Nine years after its start, the ECI has not yet reached its full potential. The new rules of 2020 facilitate the use of the tool by citizens and should give them more chances to succeed. I salute the fact that some organisers have taken the challenge of launching an initiative in these difficult COVID times, as is the case of 'Voters without borders'.
So far, six initiatives have managed to collect the required number of signatures. Out of those six, five have been invited by the EESC to speak during one of our plenary sessions. We are happy to see that the European Parliament had a debate in plenary session on the 'Minority Safepack' initiative and that the Committee of the Regions is also organising such debates.
Citizens are willing to participate but they also expect some concrete results. And the impact of the successful initiatives has been so far quite limited and late. For example, it took 9 years between the launch of the Initiative "Right2Water" and the entry into force of the legislation resulting from it - the revised "Drinking Water Directive".

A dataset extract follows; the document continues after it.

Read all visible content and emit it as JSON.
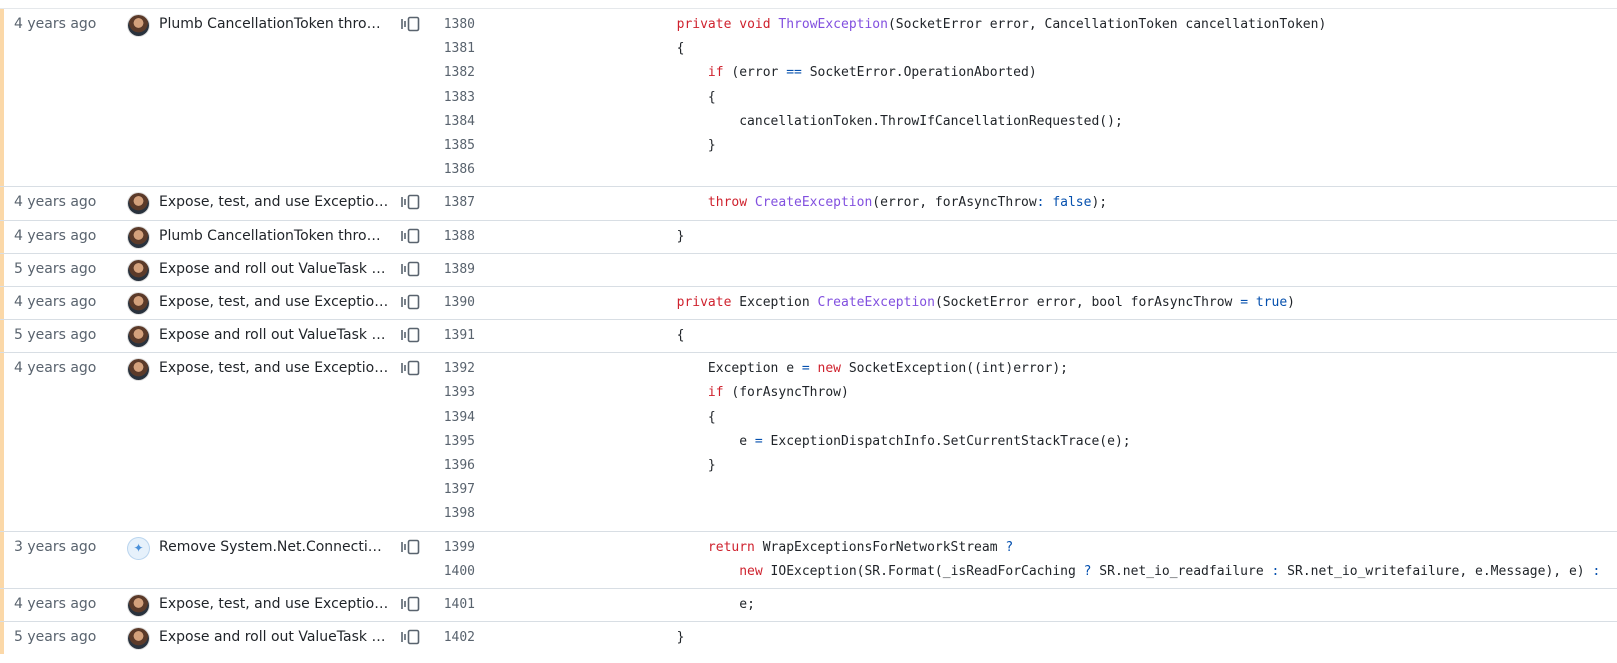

The recent reply given by the Commission to the initiative 'Minority Safepack' is also rather disappointing in our view, not only for the organisers and those who supported them but also for those who support the ECI instrument and more generally citizens' engagement. Despite the support of the European Parliament and of several national and regional Parliaments, the Commission decided not to propose any legislation and suggested very marginal follow-up actions.
One key phase of every participatory process is its impact. It is crucial since it determines its success in the eyes of the citizens. The lack of impact increases disenchantment, disengagement and frustration among citizens.
It is only by making the tool more popular and increasing its impact that the ECI will become a strong tool, able to reconnect the EU with its citizens.
It is important that our Committees support this instrument, to make it more known, to promote dialogue with the organisers and encourage EU institutions to take it seriously.
As I was mentioning at the beginning, the EESC has always supported the ECI. We have issued several opinions on the ECI, and the new Regulation has taken on board many of our suggestions.
We have also created, in our Committee, an ad hoc Group which will continue to monitor the developments around the tool and make any appropriate suggestion for its improvement. We will also continue our promotion of the instrument locally, notably via events in national economic and social councils and the participation of members in the events on ECI that are organised.
Last but not least, the Committee will organise the 10th ECI Day in June this year, and we are happy to count the Committee of the Regions among our permanent partners. This event remains the main arena for all supporters of the ECI to take stock, discuss best practices and network.
Dear President, dear Members,
Times are changing, and citizens want to participate in a more direct way in the decision-making processes. They must be able to take part, not only because decisions have an impact on their daily lives but also to better understand the challenge of compromise. The ECI is one option offered to them, not the only one, and the Conference on the Future of Europe will certainly offer some avenues for discussing ways of engaging with citizens.
Thank you for your attention. I am looking forward to hearing the other speakers and the Members of your Committee!
Thank you again for the occasion to listen to the CoR members and the presentations on the two initiatives 'Minority Safepack' and 'Voters without borders'.
The entire discussion shows that engaging citizens helps develop policies that are adapted to their needs, that are better accepted and thus better implemented. This is particularly important when there are reforms going on for recovery and future resilience.
I hope that despite the difficulties generated by the COVID-19 pandemic, the new and simplified rules will encourage citizens to use the instrument and give them more chances to succeed.
What I can assure you, is that the EESC at the EU level, and its members, in their respective countries, will continue promoting the ECI, raising awareness on it so that the ECI is more known by citizens and therefore more used.
I hope that we can continue to support initiatives, by cooperating between our two committees and by having regional and local authorities cooperating with organised civil society in the Member States.
We need to put people at the heart of EU policies – be it through civil society organisations that are represented in our Committee, or directly, through instruments like the ECI. We want to keep citizens on board, and stimulate their engagement in a meaningful way – as the EU should be as close as possible to its people and deserve their trust.